Here is an example I used in a webinar yesterday on Reg. E that may demonstrate the point.

Date - Event
June 1 - Access card lost
June 15 - UET $500
July 15 - UET $500
August 15 - UET $1,000
September 1 - UET $1,000
Bank statements were sent on June 15, July 15, August 15 but not reviewed.
September 16 - Discovers card gone, calls bank

The customer notifies the bank in a timely manner of realizing the loss and has a $50 liability for that. Liability is increased because the statements were sent and the customer did not review them in a timely manner. The last $1,000 is then on the customer.

Andy's example is good because it illustrates how §§205.6(a)and (c) can work together. The $50 comes from subsection (a). Subsection (c) covers the $1,000.

I'll add a "fact not in evidence" to Andy's case. Suppose that the customer doesn't enter her claim for a refund until December 15 of the next year. Her first notice to the bank on 9/16 effected a "hot" status on her card, and "stopped the bleeding." But when she finally woke up and reviewed her bank statements, she notes all those UETs, as Andy calls them (Unauthorized Electronic Transfers). Never mind how it is that she remembers in December of the next year that these are unauthorized. It's a case study. Work with me.
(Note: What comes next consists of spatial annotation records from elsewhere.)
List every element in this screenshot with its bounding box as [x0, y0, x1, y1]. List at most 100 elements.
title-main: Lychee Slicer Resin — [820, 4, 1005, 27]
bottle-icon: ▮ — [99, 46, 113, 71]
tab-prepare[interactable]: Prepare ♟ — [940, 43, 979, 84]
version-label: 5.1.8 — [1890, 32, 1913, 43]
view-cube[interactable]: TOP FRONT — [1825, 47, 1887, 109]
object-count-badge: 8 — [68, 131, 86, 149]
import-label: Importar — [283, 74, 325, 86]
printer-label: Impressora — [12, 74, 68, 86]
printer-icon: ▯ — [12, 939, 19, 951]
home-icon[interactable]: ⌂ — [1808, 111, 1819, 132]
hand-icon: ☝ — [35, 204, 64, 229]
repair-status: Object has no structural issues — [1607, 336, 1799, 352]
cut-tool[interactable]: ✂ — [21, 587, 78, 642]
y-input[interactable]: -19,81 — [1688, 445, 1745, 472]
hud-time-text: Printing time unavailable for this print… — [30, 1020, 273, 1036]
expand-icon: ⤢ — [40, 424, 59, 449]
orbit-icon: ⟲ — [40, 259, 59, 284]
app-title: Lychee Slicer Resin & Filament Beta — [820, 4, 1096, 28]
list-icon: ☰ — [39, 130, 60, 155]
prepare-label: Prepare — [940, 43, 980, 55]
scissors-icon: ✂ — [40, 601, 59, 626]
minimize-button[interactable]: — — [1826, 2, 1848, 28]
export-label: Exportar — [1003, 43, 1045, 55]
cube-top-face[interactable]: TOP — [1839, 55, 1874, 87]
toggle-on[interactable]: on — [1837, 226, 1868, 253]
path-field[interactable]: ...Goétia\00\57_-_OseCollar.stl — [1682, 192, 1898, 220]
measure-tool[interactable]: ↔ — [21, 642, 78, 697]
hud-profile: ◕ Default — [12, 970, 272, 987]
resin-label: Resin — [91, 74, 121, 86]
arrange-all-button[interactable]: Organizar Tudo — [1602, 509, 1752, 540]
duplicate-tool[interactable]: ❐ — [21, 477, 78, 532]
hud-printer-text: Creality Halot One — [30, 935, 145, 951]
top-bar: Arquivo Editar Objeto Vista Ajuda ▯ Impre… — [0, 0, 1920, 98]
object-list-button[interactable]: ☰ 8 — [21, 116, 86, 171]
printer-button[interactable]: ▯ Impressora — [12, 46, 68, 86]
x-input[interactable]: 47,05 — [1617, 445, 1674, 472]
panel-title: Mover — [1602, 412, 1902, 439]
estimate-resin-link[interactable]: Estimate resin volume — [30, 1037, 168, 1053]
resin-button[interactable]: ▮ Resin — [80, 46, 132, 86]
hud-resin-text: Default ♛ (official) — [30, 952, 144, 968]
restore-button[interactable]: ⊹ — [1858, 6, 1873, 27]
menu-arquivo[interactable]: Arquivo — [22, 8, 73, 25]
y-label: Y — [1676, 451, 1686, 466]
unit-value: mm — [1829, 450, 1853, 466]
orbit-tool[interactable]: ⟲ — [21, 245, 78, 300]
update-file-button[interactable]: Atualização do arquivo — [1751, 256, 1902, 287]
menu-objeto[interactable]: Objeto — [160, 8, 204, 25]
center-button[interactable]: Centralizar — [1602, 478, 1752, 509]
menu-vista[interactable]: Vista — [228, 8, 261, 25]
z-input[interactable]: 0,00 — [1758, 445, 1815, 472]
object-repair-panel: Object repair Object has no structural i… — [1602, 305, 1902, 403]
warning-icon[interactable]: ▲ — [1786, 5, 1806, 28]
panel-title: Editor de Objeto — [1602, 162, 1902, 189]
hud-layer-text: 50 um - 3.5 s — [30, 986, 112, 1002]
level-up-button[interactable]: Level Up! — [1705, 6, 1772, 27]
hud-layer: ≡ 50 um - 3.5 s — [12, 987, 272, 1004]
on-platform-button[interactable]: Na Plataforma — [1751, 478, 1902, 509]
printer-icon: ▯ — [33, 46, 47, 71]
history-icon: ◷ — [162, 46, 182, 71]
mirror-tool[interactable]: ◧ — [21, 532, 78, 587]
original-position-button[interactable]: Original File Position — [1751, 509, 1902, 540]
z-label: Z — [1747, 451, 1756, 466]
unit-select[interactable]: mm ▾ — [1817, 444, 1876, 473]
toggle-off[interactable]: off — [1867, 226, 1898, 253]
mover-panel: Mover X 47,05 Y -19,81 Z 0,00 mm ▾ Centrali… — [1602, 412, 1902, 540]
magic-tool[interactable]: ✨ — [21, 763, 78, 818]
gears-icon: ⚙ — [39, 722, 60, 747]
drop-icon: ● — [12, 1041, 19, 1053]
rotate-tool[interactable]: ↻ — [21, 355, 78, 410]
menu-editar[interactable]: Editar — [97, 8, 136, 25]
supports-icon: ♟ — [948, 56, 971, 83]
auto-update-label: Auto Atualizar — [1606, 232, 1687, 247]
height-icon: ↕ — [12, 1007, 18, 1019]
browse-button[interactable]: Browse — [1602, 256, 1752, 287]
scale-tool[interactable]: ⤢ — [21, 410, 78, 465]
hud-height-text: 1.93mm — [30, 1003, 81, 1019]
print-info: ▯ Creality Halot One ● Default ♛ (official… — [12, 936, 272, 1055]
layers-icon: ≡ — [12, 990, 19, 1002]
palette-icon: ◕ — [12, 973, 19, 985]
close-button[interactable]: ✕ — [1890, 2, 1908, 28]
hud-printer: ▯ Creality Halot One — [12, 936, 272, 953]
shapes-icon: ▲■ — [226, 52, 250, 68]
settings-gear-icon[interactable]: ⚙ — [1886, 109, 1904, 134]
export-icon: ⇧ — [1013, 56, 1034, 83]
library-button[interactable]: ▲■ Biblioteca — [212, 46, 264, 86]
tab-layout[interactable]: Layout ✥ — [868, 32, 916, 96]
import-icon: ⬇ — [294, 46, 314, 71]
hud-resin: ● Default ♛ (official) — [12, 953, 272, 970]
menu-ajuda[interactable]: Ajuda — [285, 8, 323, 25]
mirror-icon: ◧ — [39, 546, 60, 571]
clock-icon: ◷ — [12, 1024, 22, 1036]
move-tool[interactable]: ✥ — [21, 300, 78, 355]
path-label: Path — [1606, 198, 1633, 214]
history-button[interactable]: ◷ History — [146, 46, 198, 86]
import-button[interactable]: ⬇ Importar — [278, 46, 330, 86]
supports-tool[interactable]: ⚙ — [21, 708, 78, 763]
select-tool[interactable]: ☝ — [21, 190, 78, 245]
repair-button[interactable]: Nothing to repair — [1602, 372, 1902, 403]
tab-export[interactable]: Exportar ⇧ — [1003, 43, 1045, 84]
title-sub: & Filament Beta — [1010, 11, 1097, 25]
Her liability for the UETs doesn't change (and the bank's liability to her doesn't either) with the passage of the year. She can still recover all but the $1,050 Andy correctly points out. But, since she has gone well beyond the point where §205.11 applies, you don't have to deal with all the technical requirements of §205.11 when dealing with her claim.

Of course, in the real world, your bank would have queried this customer adequately so that the UETs would have been discovered and taken care of soon after 9/16 when she announced the loss of her card. Even then, §205.11 requirements would not have applied, since the 60 day limit would have lapsed. But you would have been able to deal with some fresher information.